В одном из давнишних интервью, посвящённом Григорьеву, поэт Виктор Кривулин рассказал о жизни их, десятилетних, в пионерском лагере и обратил внимание на всем нам хорошо известное явление, которое назвал «детской лагерной психологией». Здесь важны оба эпитета – «детский» и «лагерный»: их сочетание подчёркивает судьбу и стихи Олега Григорьева. Он стал выразителем понятия, до сих пор определяющего идеологию нашей общественной и нравственной жизни: человек зоны.

Григорьев должен был стать художником, но, по его собственным словам, «не отстоял себя как живописца»[65]65
  Понизовский Б. Он всё изначально принимал // Олег Григорьев. Двустишия, четверостишия и многостишия. СПб. – Франкфурт-на-Майне, 1993. С. 111.


[Закрыть]
. В начале 60-х юношу изгнали из СХШ при академии художеств. Изгнали за то, что по-прежнему рисовал не то и не так. За то, что был насмешлив и скандален. За поэму «Евгений Онегин на целине», которую подал вместо сочинения и в которой отвёл душу, издеваясь над целинным «запоем» тех лет. За такие, например, стихи, – рассказывают, что их нашёл однажды в своём кабинете записанными на доске учитель физики:

 
Когда бы с яблони утюг
Упал на голову Ньютона,
То мир лишился бы тогда
Всемирного закона.
 

У Григорьева был особый взгляд, улавливающий смешную и трагичную алогичность жизни. В эти годы, не став живописцем, но сохранив дружбу и духовную связь со многими известными ныне художниками – Г. Устюговым, М. Шемякиным, А. Арефьевым, В. Шагиным, Е. Аносовым, – он стал поэтом.

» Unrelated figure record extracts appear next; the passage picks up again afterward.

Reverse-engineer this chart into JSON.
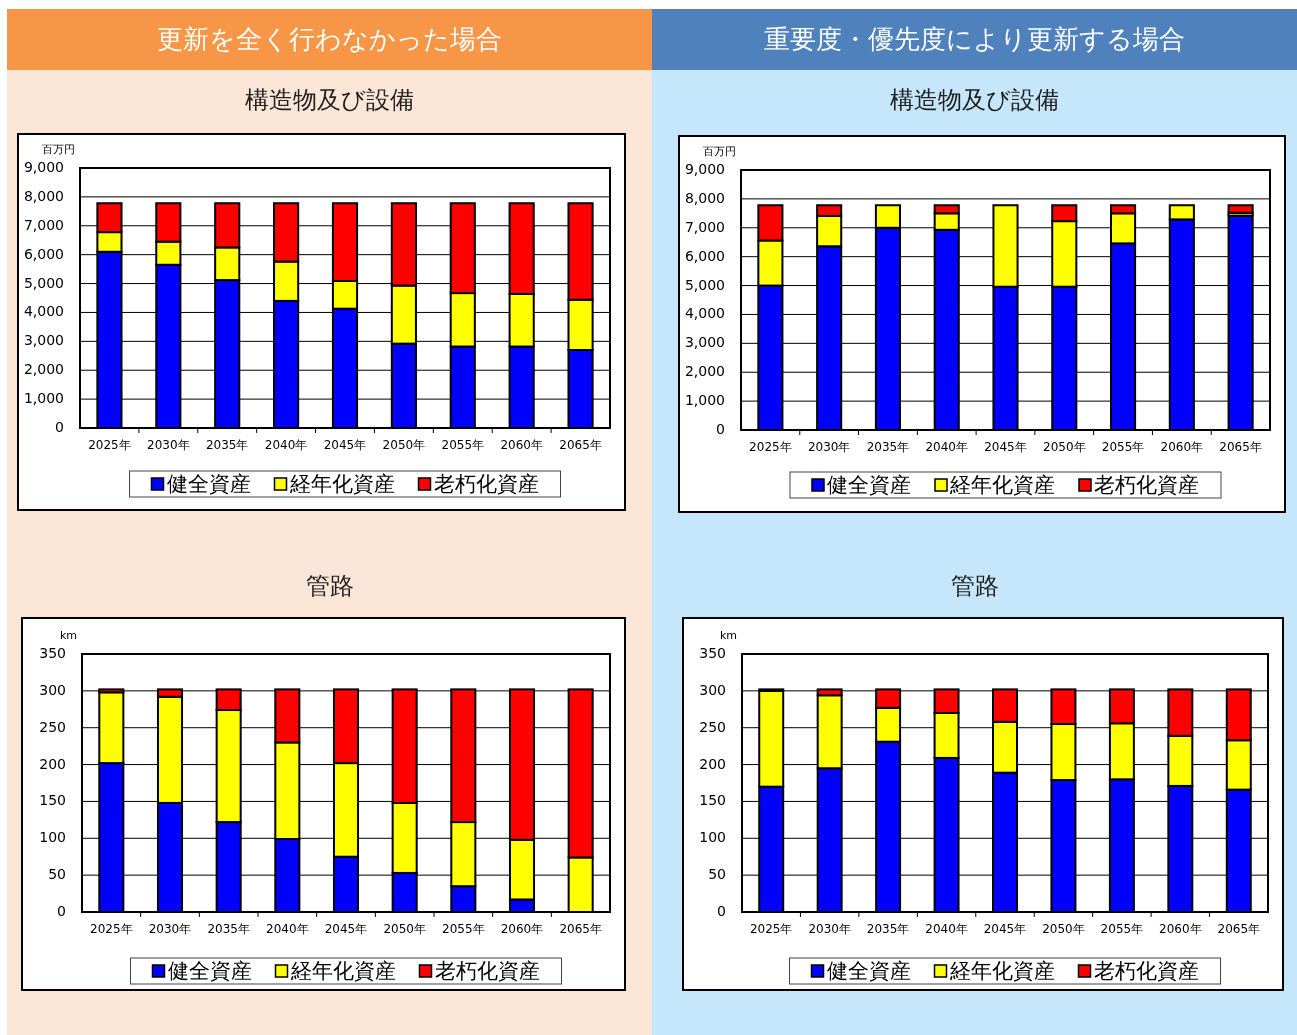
{
  "chart_data": [
    {
      "type": "bar",
      "title": "更新を全く行わなかった場合",
      "subtitle": "構造物及び設備",
      "ylabel": "百万円",
      "stacked": true,
      "grid": "y",
      "legend": "bottom",
      "categories": [
        "2025年",
        "2030年",
        "2035年",
        "2040年",
        "2045年",
        "2050年",
        "2055年",
        "2060年",
        "2065年"
      ],
      "ylim": [
        0,
        9000
      ],
      "yticks": [
        0,
        {
          "value": 1000,
          "label": "1,000"
        },
        {
          "value": 2000,
          "label": "2,000"
        },
        {
          "value": 3000,
          "label": "3,000"
        },
        {
          "value": 4000,
          "label": "4,000"
        },
        {
          "value": 5000,
          "label": "5,000"
        },
        {
          "value": 6000,
          "label": "6,000"
        },
        {
          "value": 7000,
          "label": "7,000"
        },
        {
          "value": 8000,
          "label": "8,000"
        },
        {
          "value": 9000,
          "label": "9,000"
        }
      ],
      "series": [
        {
          "name": "健全資産",
          "color": "#0000ff",
          "values": [
            6100,
            5650,
            5120,
            4400,
            4130,
            2920,
            2820,
            2820,
            2700
          ]
        },
        {
          "name": "経年化資産",
          "color": "#ffff00",
          "values": [
            680,
            800,
            1130,
            1360,
            960,
            2010,
            1850,
            1820,
            1740
          ]
        },
        {
          "name": "老朽化資産",
          "color": "#ff0000",
          "values": [
            1000,
            1330,
            1530,
            2020,
            2690,
            2850,
            3110,
            3140,
            3340
          ]
        }
      ]
    },
    {
      "type": "bar",
      "title": "重要度・優先度により更新する場合",
      "subtitle": "構造物及び設備",
      "ylabel": "百万円",
      "stacked": true,
      "grid": "y",
      "legend": "bottom",
      "categories": [
        "2025年",
        "2030年",
        "2035年",
        "2040年",
        "2045年",
        "2050年",
        "2055年",
        "2060年",
        "2065年"
      ],
      "ylim": [
        0,
        9000
      ],
      "yticks": [
        0,
        {
          "value": 1000,
          "label": "1,000"
        },
        {
          "value": 2000,
          "label": "2,000"
        },
        {
          "value": 3000,
          "label": "3,000"
        },
        {
          "value": 4000,
          "label": "4,000"
        },
        {
          "value": 5000,
          "label": "5,000"
        },
        {
          "value": 6000,
          "label": "6,000"
        },
        {
          "value": 7000,
          "label": "7,000"
        },
        {
          "value": 8000,
          "label": "8,000"
        },
        {
          "value": 9000,
          "label": "9,000"
        }
      ],
      "series": [
        {
          "name": "健全資産",
          "color": "#0000ff",
          "values": [
            5000,
            6360,
            7000,
            6930,
            4960,
            4960,
            6460,
            7290,
            7420
          ]
        },
        {
          "name": "経年化資産",
          "color": "#ffff00",
          "values": [
            1560,
            1050,
            780,
            570,
            2820,
            2270,
            1040,
            490,
            100
          ]
        },
        {
          "name": "老朽化資産",
          "color": "#ff0000",
          "values": [
            1220,
            370,
            0,
            280,
            0,
            550,
            280,
            0,
            260
          ]
        }
      ]
    },
    {
      "type": "bar",
      "title": "管路",
      "ylabel": "km",
      "stacked": true,
      "grid": "y",
      "legend": "bottom",
      "categories": [
        "2025年",
        "2030年",
        "2035年",
        "2040年",
        "2045年",
        "2050年",
        "2055年",
        "2060年",
        "2065年"
      ],
      "ylim": [
        0,
        350
      ],
      "yticks": [
        0,
        50,
        100,
        150,
        200,
        250,
        300,
        350
      ],
      "series": [
        {
          "name": "健全資産",
          "color": "#0000ff",
          "values": [
            202,
            148,
            122,
            99,
            75,
            53,
            35,
            17,
            0
          ]
        },
        {
          "name": "経年化資産",
          "color": "#ffff00",
          "values": [
            96,
            144,
            152,
            131,
            127,
            95,
            87,
            81,
            74
          ]
        },
        {
          "name": "老朽化資産",
          "color": "#ff0000",
          "values": [
            4,
            10,
            28,
            72,
            100,
            154,
            180,
            204,
            228
          ]
        }
      ]
    },
    {
      "type": "bar",
      "title": "管路",
      "ylabel": "km",
      "stacked": true,
      "grid": "y",
      "legend": "bottom",
      "categories": [
        "2025年",
        "2030年",
        "2035年",
        "2040年",
        "2045年",
        "2050年",
        "2055年",
        "2060年",
        "2065年"
      ],
      "ylim": [
        0,
        350
      ],
      "yticks": [
        0,
        50,
        100,
        150,
        200,
        250,
        300,
        350
      ],
      "series": [
        {
          "name": "健全資産",
          "color": "#0000ff",
          "values": [
            170,
            195,
            231,
            209,
            189,
            179,
            180,
            171,
            166
          ]
        },
        {
          "name": "経年化資産",
          "color": "#ffff00",
          "values": [
            130,
            99,
            46,
            61,
            69,
            76,
            76,
            68,
            67
          ]
        },
        {
          "name": "老朽化資産",
          "color": "#ff0000",
          "values": [
            2,
            8,
            25,
            32,
            44,
            47,
            46,
            63,
            69
          ]
        }
      ]
    }
  ]
}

Писатель Виктор Голявкин вспоминает:

«Мы знали друг друга с давних ученических лет, и многие встречи с ним остались в памяти, как подчёркнутые строчки.

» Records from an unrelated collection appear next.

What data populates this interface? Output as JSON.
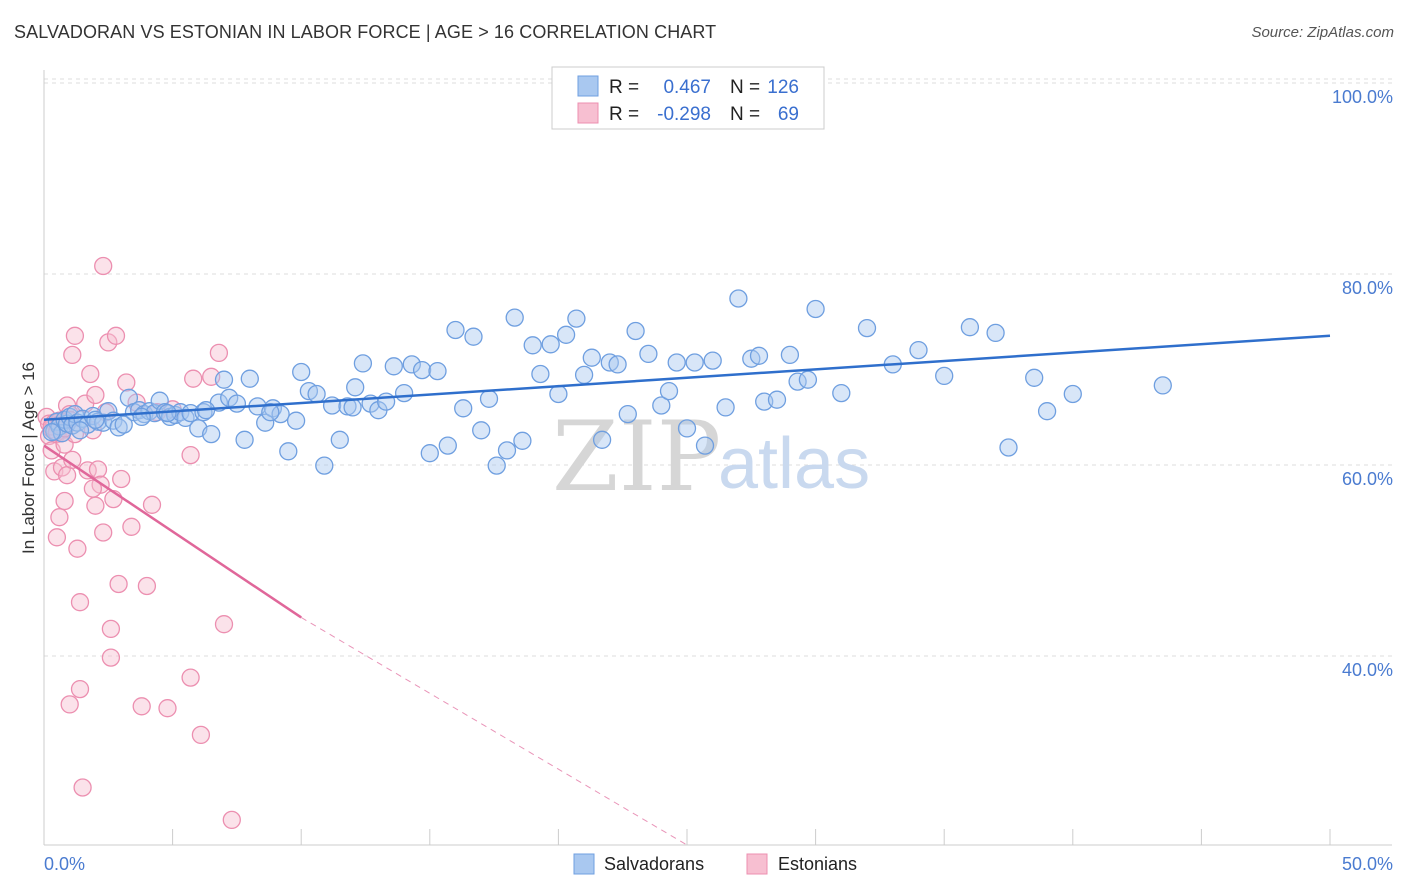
{
  "title": "SALVADORAN VS ESTONIAN IN LABOR FORCE | AGE > 16 CORRELATION CHART",
  "source": "Source: ZipAtlas.com",
  "watermark": {
    "zip": "ZIP",
    "atlas": "atlas"
  },
  "colors": {
    "blue_fill": "#a9c8f0",
    "blue_stroke": "#6f9fe0",
    "blue_line": "#2f6fcc",
    "pink_fill": "#f7bfd1",
    "pink_stroke": "#ec8fb0",
    "pink_line": "#e0679a",
    "grid": "#dddddd",
    "tick_text": "#4a7bd0"
  },
  "legend": {
    "rows": [
      {
        "r_label": "R =",
        "r_value": "0.467",
        "n_label": "N =",
        "n_value": "126"
      },
      {
        "r_label": "R =",
        "r_value": "-0.298",
        "n_label": "N =",
        "n_value": "69"
      }
    ]
  },
  "bottom_legend": [
    "Salvadorans",
    "Estonians"
  ],
  "chart_data": {
    "type": "scatter",
    "title": "SALVADORAN VS ESTONIAN IN LABOR FORCE | AGE > 16 CORRELATION CHART",
    "xlabel": "",
    "ylabel": "In Labor Force | Age > 16",
    "xlim": [
      0,
      50
    ],
    "ylim": [
      20,
      104
    ],
    "x_tick_labels": [
      "0.0%",
      "50.0%"
    ],
    "y_ticks": [
      40,
      60,
      80,
      100
    ],
    "y_tick_labels": [
      "40.0%",
      "60.0%",
      "80.0%",
      "100.0%"
    ],
    "grid": true,
    "legend_position": "top-center",
    "series": [
      {
        "name": "Salvadorans",
        "r": 0.467,
        "n": 126,
        "trend": {
          "x": [
            0,
            50
          ],
          "y": [
            66.2,
            75.0
          ]
        },
        "points": [
          [
            0.4,
            65.0
          ],
          [
            0.5,
            66.0
          ],
          [
            0.6,
            65.5
          ],
          [
            0.7,
            64.8
          ],
          [
            0.8,
            66.2
          ],
          [
            0.9,
            65.8
          ],
          [
            1.0,
            66.5
          ],
          [
            1.1,
            65.6
          ],
          [
            1.2,
            66.8
          ],
          [
            1.3,
            65.9
          ],
          [
            1.5,
            66.3
          ],
          [
            1.7,
            65.7
          ],
          [
            1.9,
            66.6
          ],
          [
            2.1,
            66.0
          ],
          [
            2.3,
            65.9
          ],
          [
            2.5,
            67.1
          ],
          [
            2.7,
            66.1
          ],
          [
            2.9,
            65.4
          ],
          [
            3.1,
            65.7
          ],
          [
            3.3,
            68.5
          ],
          [
            3.5,
            67.0
          ],
          [
            3.7,
            67.2
          ],
          [
            3.9,
            66.8
          ],
          [
            4.1,
            67.1
          ],
          [
            4.3,
            66.9
          ],
          [
            4.5,
            68.2
          ],
          [
            4.7,
            67.0
          ],
          [
            4.9,
            66.5
          ],
          [
            5.1,
            66.7
          ],
          [
            5.3,
            67.0
          ],
          [
            5.5,
            66.4
          ],
          [
            5.7,
            66.9
          ],
          [
            6.0,
            65.3
          ],
          [
            6.2,
            67.0
          ],
          [
            6.5,
            64.7
          ],
          [
            6.8,
            68.0
          ],
          [
            7.0,
            70.4
          ],
          [
            7.2,
            68.5
          ],
          [
            7.5,
            67.9
          ],
          [
            7.8,
            64.1
          ],
          [
            8.0,
            70.5
          ],
          [
            8.3,
            67.6
          ],
          [
            8.6,
            65.9
          ],
          [
            8.9,
            67.4
          ],
          [
            9.2,
            66.8
          ],
          [
            9.5,
            62.9
          ],
          [
            9.8,
            66.1
          ],
          [
            10.0,
            71.2
          ],
          [
            10.3,
            69.2
          ],
          [
            10.6,
            68.9
          ],
          [
            10.9,
            61.4
          ],
          [
            11.2,
            67.7
          ],
          [
            11.5,
            64.1
          ],
          [
            11.8,
            67.6
          ],
          [
            12.1,
            69.6
          ],
          [
            12.4,
            72.1
          ],
          [
            12.7,
            67.9
          ],
          [
            13.0,
            67.2
          ],
          [
            13.3,
            68.1
          ],
          [
            13.6,
            71.8
          ],
          [
            14.0,
            69.0
          ],
          [
            14.3,
            72.0
          ],
          [
            14.7,
            71.4
          ],
          [
            15.0,
            62.7
          ],
          [
            15.3,
            71.3
          ],
          [
            15.7,
            63.5
          ],
          [
            16.0,
            75.6
          ],
          [
            16.3,
            67.4
          ],
          [
            16.7,
            74.9
          ],
          [
            17.0,
            65.1
          ],
          [
            17.3,
            68.4
          ],
          [
            17.6,
            61.4
          ],
          [
            18.0,
            63.0
          ],
          [
            18.3,
            76.9
          ],
          [
            18.6,
            64.0
          ],
          [
            19.0,
            74.0
          ],
          [
            19.3,
            71.0
          ],
          [
            19.7,
            74.1
          ],
          [
            20.0,
            68.9
          ],
          [
            20.3,
            75.1
          ],
          [
            20.7,
            76.8
          ],
          [
            21.0,
            70.9
          ],
          [
            21.3,
            72.7
          ],
          [
            21.7,
            64.1
          ],
          [
            22.0,
            72.2
          ],
          [
            22.3,
            72.0
          ],
          [
            22.7,
            66.8
          ],
          [
            23.0,
            75.5
          ],
          [
            23.5,
            73.1
          ],
          [
            24.0,
            67.7
          ],
          [
            24.3,
            69.2
          ],
          [
            24.6,
            72.2
          ],
          [
            25.0,
            65.3
          ],
          [
            25.3,
            72.2
          ],
          [
            25.7,
            63.5
          ],
          [
            26.0,
            72.4
          ],
          [
            26.5,
            67.5
          ],
          [
            27.0,
            78.9
          ],
          [
            27.5,
            72.6
          ],
          [
            27.8,
            72.9
          ],
          [
            28.0,
            68.1
          ],
          [
            28.5,
            68.3
          ],
          [
            29.0,
            73.0
          ],
          [
            29.3,
            70.2
          ],
          [
            29.7,
            70.4
          ],
          [
            30.0,
            77.8
          ],
          [
            31.0,
            69.0
          ],
          [
            32.0,
            75.8
          ],
          [
            33.0,
            72.0
          ],
          [
            34.0,
            73.5
          ],
          [
            35.0,
            70.8
          ],
          [
            36.0,
            75.9
          ],
          [
            37.0,
            75.3
          ],
          [
            37.5,
            63.3
          ],
          [
            38.5,
            70.6
          ],
          [
            39.0,
            67.1
          ],
          [
            40.0,
            68.9
          ],
          [
            43.5,
            69.8
          ],
          [
            2.0,
            66.2
          ],
          [
            3.8,
            66.5
          ],
          [
            1.4,
            65.1
          ],
          [
            0.3,
            64.9
          ],
          [
            4.8,
            66.9
          ],
          [
            6.3,
            67.2
          ],
          [
            8.8,
            67.0
          ],
          [
            12.0,
            67.5
          ]
        ]
      },
      {
        "name": "Estonians",
        "r": -0.298,
        "n": 69,
        "trend": {
          "x": [
            0,
            10
          ],
          "y": [
            63.5,
            45.5
          ]
        },
        "trend_dashed": {
          "x": [
            10,
            25
          ],
          "y": [
            45.5,
            18.5
          ]
        },
        "points": [
          [
            0.1,
            66.5
          ],
          [
            0.2,
            65.8
          ],
          [
            0.2,
            64.5
          ],
          [
            0.3,
            65.2
          ],
          [
            0.3,
            63.0
          ],
          [
            0.4,
            65.9
          ],
          [
            0.4,
            60.8
          ],
          [
            0.5,
            64.7
          ],
          [
            0.5,
            53.9
          ],
          [
            0.6,
            66.1
          ],
          [
            0.6,
            56.0
          ],
          [
            0.7,
            65.1
          ],
          [
            0.7,
            61.2
          ],
          [
            0.8,
            57.7
          ],
          [
            0.8,
            63.6
          ],
          [
            0.9,
            67.7
          ],
          [
            0.9,
            60.4
          ],
          [
            1.0,
            66.8
          ],
          [
            1.0,
            36.4
          ],
          [
            1.1,
            73.0
          ],
          [
            1.1,
            62.0
          ],
          [
            1.2,
            75.0
          ],
          [
            1.2,
            64.7
          ],
          [
            1.3,
            52.7
          ],
          [
            1.4,
            47.1
          ],
          [
            1.4,
            38.0
          ],
          [
            1.5,
            27.7
          ],
          [
            1.6,
            67.9
          ],
          [
            1.7,
            60.9
          ],
          [
            1.8,
            71.0
          ],
          [
            1.9,
            65.1
          ],
          [
            2.0,
            68.8
          ],
          [
            2.0,
            57.2
          ],
          [
            2.1,
            61.0
          ],
          [
            2.2,
            59.4
          ],
          [
            2.3,
            54.4
          ],
          [
            2.4,
            67.0
          ],
          [
            2.5,
            74.3
          ],
          [
            2.6,
            44.3
          ],
          [
            2.6,
            41.3
          ],
          [
            2.7,
            57.9
          ],
          [
            2.8,
            75.0
          ],
          [
            2.9,
            49.0
          ],
          [
            3.0,
            60.0
          ],
          [
            3.2,
            70.1
          ],
          [
            3.4,
            55.0
          ],
          [
            3.6,
            68.0
          ],
          [
            3.8,
            36.2
          ],
          [
            4.0,
            48.8
          ],
          [
            4.2,
            57.3
          ],
          [
            4.4,
            67.0
          ],
          [
            4.8,
            36.0
          ],
          [
            5.0,
            67.3
          ],
          [
            5.7,
            62.5
          ],
          [
            5.7,
            39.2
          ],
          [
            5.8,
            70.5
          ],
          [
            6.1,
            33.2
          ],
          [
            6.5,
            70.7
          ],
          [
            6.8,
            73.2
          ],
          [
            7.0,
            44.8
          ],
          [
            7.3,
            24.3
          ],
          [
            0.3,
            65.5
          ],
          [
            0.5,
            64.9
          ],
          [
            0.6,
            65.7
          ],
          [
            0.7,
            64.8
          ],
          [
            0.8,
            65.3
          ],
          [
            1.0,
            66.2
          ],
          [
            2.3,
            82.3
          ],
          [
            1.9,
            59.0
          ]
        ]
      }
    ]
  }
}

После работы в мастерской я приходил в общежитие, ложился на кровать и писал короткие рассказы.

Олег Григорьев часто приходил послушать мои рассказы (тогда все друг к другу ходили). Он удивлялся, восторгался и сам писал стихи…

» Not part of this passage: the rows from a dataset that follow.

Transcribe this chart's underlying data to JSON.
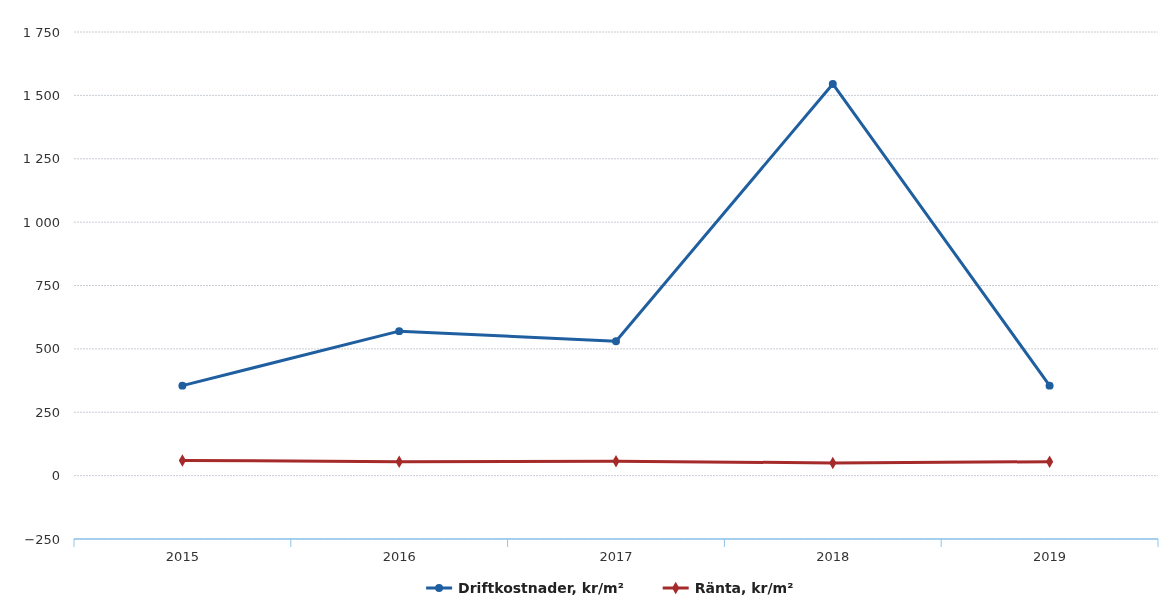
{
  "chart_data": {
    "type": "line",
    "categories": [
      "2015",
      "2016",
      "2017",
      "2018",
      "2019"
    ],
    "series": [
      {
        "name": "Driftkostnader, kr/m²",
        "color": "#1f5fa0",
        "marker": "circle",
        "values": [
          355,
          570,
          530,
          1545,
          355
        ]
      },
      {
        "name": "Ränta, kr/m²",
        "color": "#a52a2a",
        "marker": "diamond",
        "values": [
          60,
          55,
          57,
          50,
          55
        ]
      }
    ],
    "ylim": [
      -250,
      1750
    ],
    "yticks": [
      {
        "value": -250,
        "label": "−250"
      },
      0,
      250,
      500,
      750,
      {
        "value": 1000,
        "label": "1 000"
      },
      {
        "value": 1250,
        "label": "1 250"
      },
      {
        "value": 1500,
        "label": "1 500"
      },
      {
        "value": 1750,
        "label": "1 750"
      }
    ],
    "grid": "y",
    "legend": "bottom",
    "line_style": "solid"
  }
}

Настроение его стиха, как правило, неординарно. А я считаю, писатель или поэт с того и начинается, что мыслит не в общепринятом русле. По крайней мере, для нашего времени так было лучше (может быть, это мнение не навсегда).

Олег Григорьев задал новое направление художественной мысли».

Виктор Голявкин оказался среди тех немногих писателей (можно с уверенностью назвать ещё Сергея Вольфа и Глеба Горбовского), кто так или иначе оказал влияние на молодого Григорьева. Своё «направление художественной мысли» он выпестовал сам в той уникальной атмосфере внутреннего протеста, которым были заражены и заряжены в те годы молодые умы. Протест приводил к разным последствиям, нередко – с официальной точки зрения – антисоциальным.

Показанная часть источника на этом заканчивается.